Aulus Hirtius, personal legate to Julius Caesar, was born circa 90 BCE, and died in 43 BCE at the Seige of Mutina.
Aulus Hirtius served with Caesar in Gaul, and was an envoy to Pompey during the Civil War. After the Civil War, Hirtius served in various offices, including tribune in 48, praetor in 46, governor of Transalpine Gaul in 45, and finally, after the death of Caesar, and by Caesar’s own nomination, consul in 43.
After the Second Triumvirate fell apart, Hirtius joined forces with Cicero and Octavian to attack Antony. He was slain at the Siege of Mutina in 43, and was given a public funeral befitting for a consul.

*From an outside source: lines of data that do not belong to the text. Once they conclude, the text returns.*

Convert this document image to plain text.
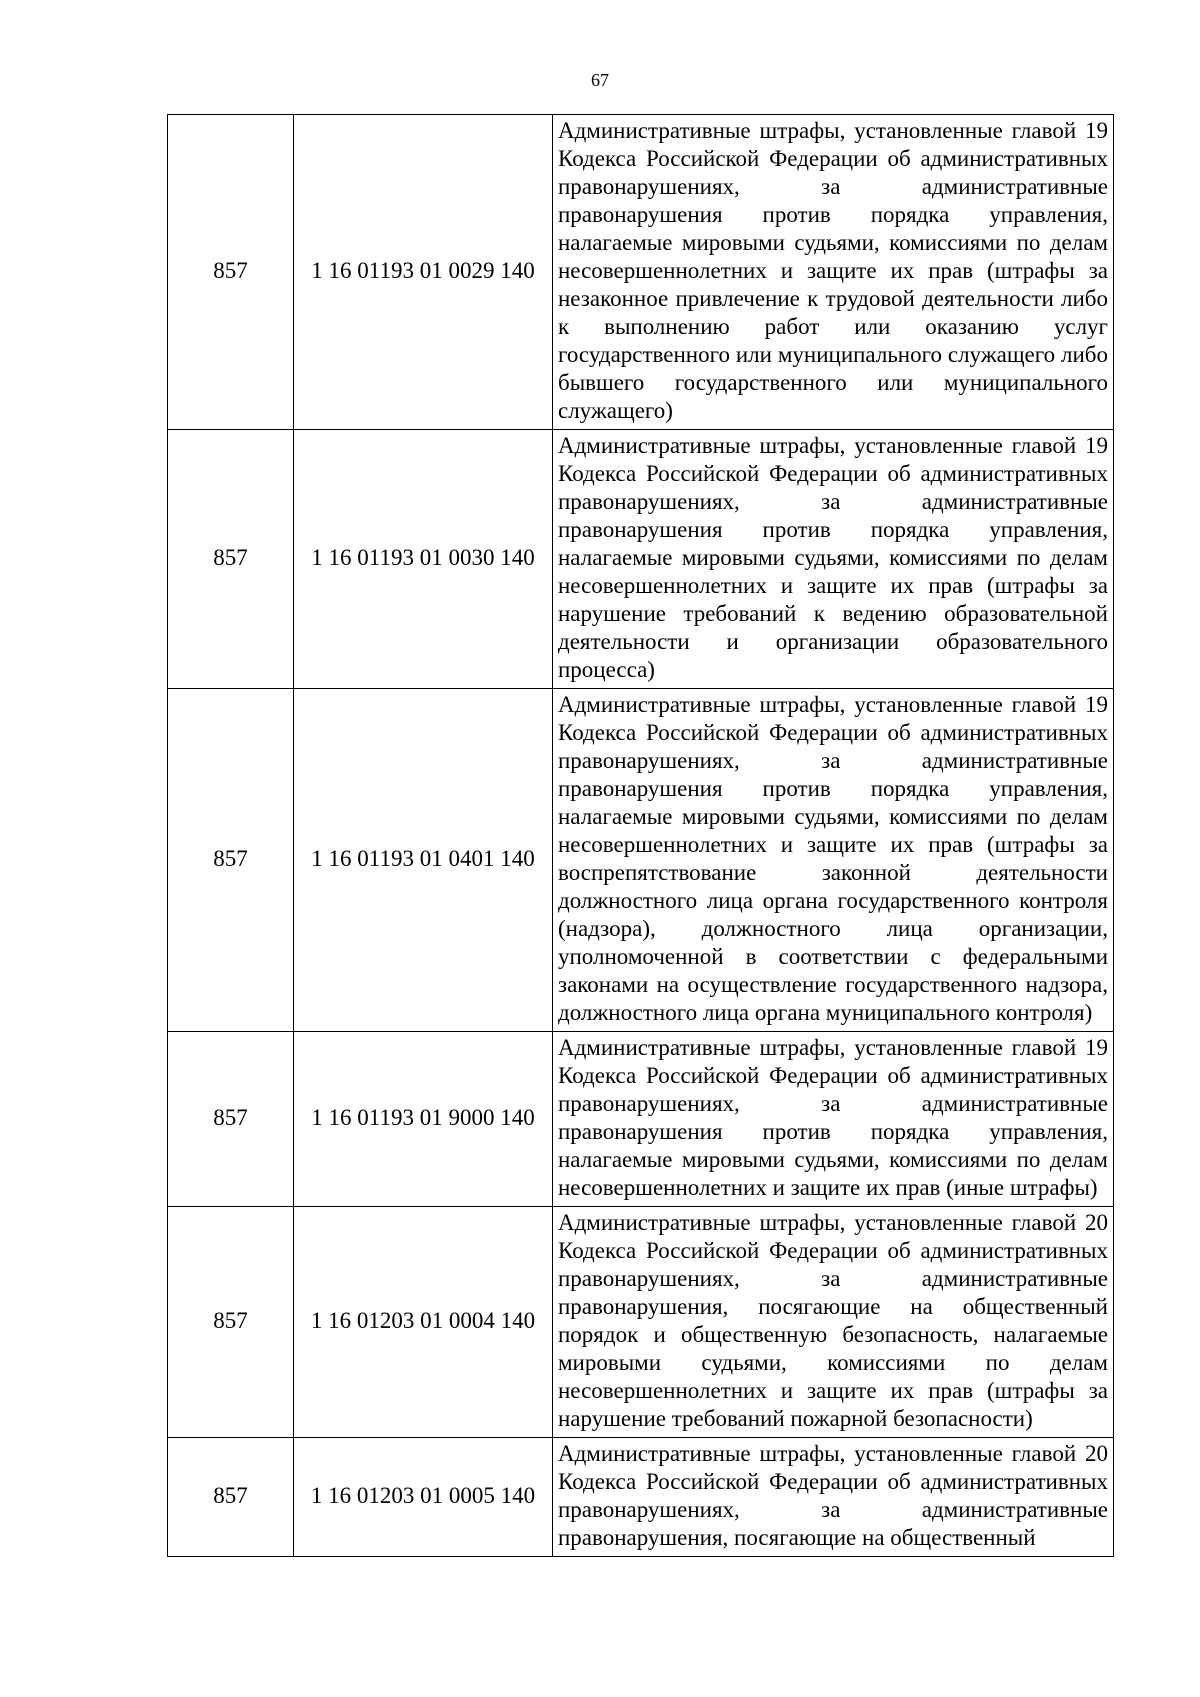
67
857	1 16 01193 01 0029 140	Административные штрафы, установленные главой 19 Кодекса Российской Федерации об административных правонарушениях, за административные правонарушения против порядка управления, налагаемые мировыми судьями, комиссиями по делам несовершеннолетних и защите их прав (штрафы за незаконное привлечение к трудовой деятельности либо к выполнению работ или оказанию услуг государственного или муниципального служащего либо бывшего государственного или муниципального служащего)
857	1 16 01193 01 0030 140	Административные штрафы, установленные главой 19 Кодекса Российской Федерации об административных правонарушениях, за административные правонарушения против порядка управления, налагаемые мировыми судьями, комиссиями по делам несовершеннолетних и защите их прав (штрафы за нарушение требований к ведению образовательной деятельности и организации образовательного процесса)
857	1 16 01193 01 0401 140	Административные штрафы, установленные главой 19 Кодекса Российской Федерации об административных правонарушениях, за административные правонарушения против порядка управления, налагаемые мировыми судьями, комиссиями по делам несовершеннолетних и защите их прав (штрафы за воспрепятствование законной деятельности должностного лица органа государственного контроля (надзора), должностного лица организации, уполномоченной в соответствии с федеральными законами на осуществление государственного надзора, должностного лица органа муниципального контроля)
857	1 16 01193 01 9000 140	Административные штрафы, установленные главой 19 Кодекса Российской Федерации об административных правонарушениях, за административные правонарушения против порядка управления, налагаемые мировыми судьями, комиссиями по делам несовершеннолетних и защите их прав (иные штрафы)
857	1 16 01203 01 0004 140	Административные штрафы, установленные главой 20 Кодекса Российской Федерации об административных правонарушениях, за административные правонарушения, посягающие на общественный порядок и общественную безопасность, налагаемые мировыми судьями, комиссиями по делам несовершеннолетних и защите их прав (штрафы за нарушение требований пожарной безопасности)
857	1 16 01203 01 0005 140	Административные штрафы, установленные главой 20 Кодекса Российской Федерации об административных правонарушениях, за административные правонарушения, посягающие на общественный
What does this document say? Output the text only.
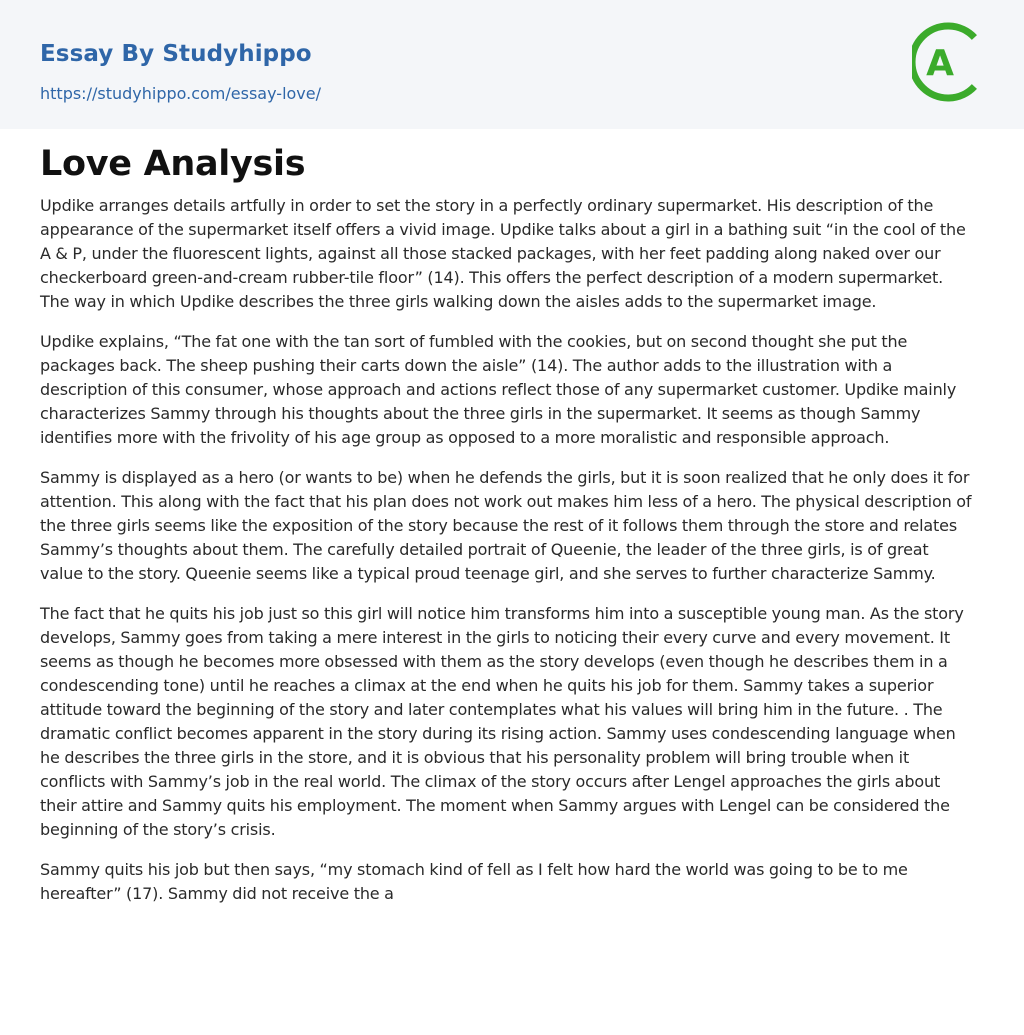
Essay By Studyhippo
https://studyhippo.com/essay-love/
A
Love Analysis

Updike arranges details artfully in order to set the story in a perfectly ordinary supermarket. His description of the appearance of the supermarket itself offers a vivid image. Updike talks about a girl in a bathing suit “in the cool of the A & P, under the fluorescent lights, against all those stacked packages, with her feet padding along naked over our checkerboard green-and-cream rubber-tile floor” (14). This offers the perfect description of a modern supermarket. The way in which Updike describes the three girls walking down the aisles adds to the supermarket image.

Updike explains, “The fat one with the tan sort of fumbled with the cookies, but on second thought she put the packages back. The sheep pushing their carts down the aisle” (14). The author adds to the illustration with a description of this consumer, whose approach and actions reflect those of any supermarket customer. Updike mainly characterizes Sammy through his thoughts about the three girls in the supermarket. It seems as though Sammy identifies more with the frivolity of his age group as opposed to a more moralistic and responsible approach.

Sammy is displayed as a hero (or wants to be) when he defends the girls, but it is soon realized that he only does it for attention. This along with the fact that his plan does not work out makes him less of a hero. The physical description of the three girls seems like the exposition of the story because the rest of it follows them through the store and relates Sammy’s thoughts about them. The carefully detailed portrait of Queenie, the leader of the three girls, is of great value to the story. Queenie seems like a typical proud teenage girl, and she serves to further characterize Sammy.

The fact that he quits his job just so this girl will notice him transforms him into a susceptible young man. As the story develops, Sammy goes from taking a mere interest in the girls to noticing their every curve and every movement. It seems as though he becomes more obsessed with them as the story develops (even though he describes them in a condescending tone) until he reaches a climax at the end when he quits his job for them. Sammy takes a superior attitude toward the beginning of the story and later contemplates what his values will bring him in the future. . The dramatic conflict becomes apparent in the story during its rising action. Sammy uses condescending language when he describes the three girls in the store, and it is obvious that his personality problem will bring trouble when it conflicts with Sammy’s job in the real world. The climax of the story occurs after Lengel approaches the girls about their attire and Sammy quits his employment. The moment when Sammy argues with Lengel can be considered the beginning of the story’s crisis.

Sammy quits his job but then says, “my stomach kind of fell as I felt how hard the world was going to be to me hereafter” (17). Sammy did not receive the a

Which exactly are Hirtius’ literary works are still disputed, but there is somewhat of a consensus. He is thought to have finished Caesar’s Bellum Gallicum by adding the eighth and last book, and edited both Bellum Gallicum and Bellum Civile. He most likely wrote Bellum Alexandrinum, though it was doubted even in antiquity, with some thinking that Gaius Oppius wrote it instead. These three works are accompanied in manuscripts by the Bellum Africum and the Bellum Hispaniense, though his authorship of the latter two works are unlikely considering their literary inferiority.
Hirtius also had a large amount of correspondence, especially with Cicero, but all traces of that are now lost.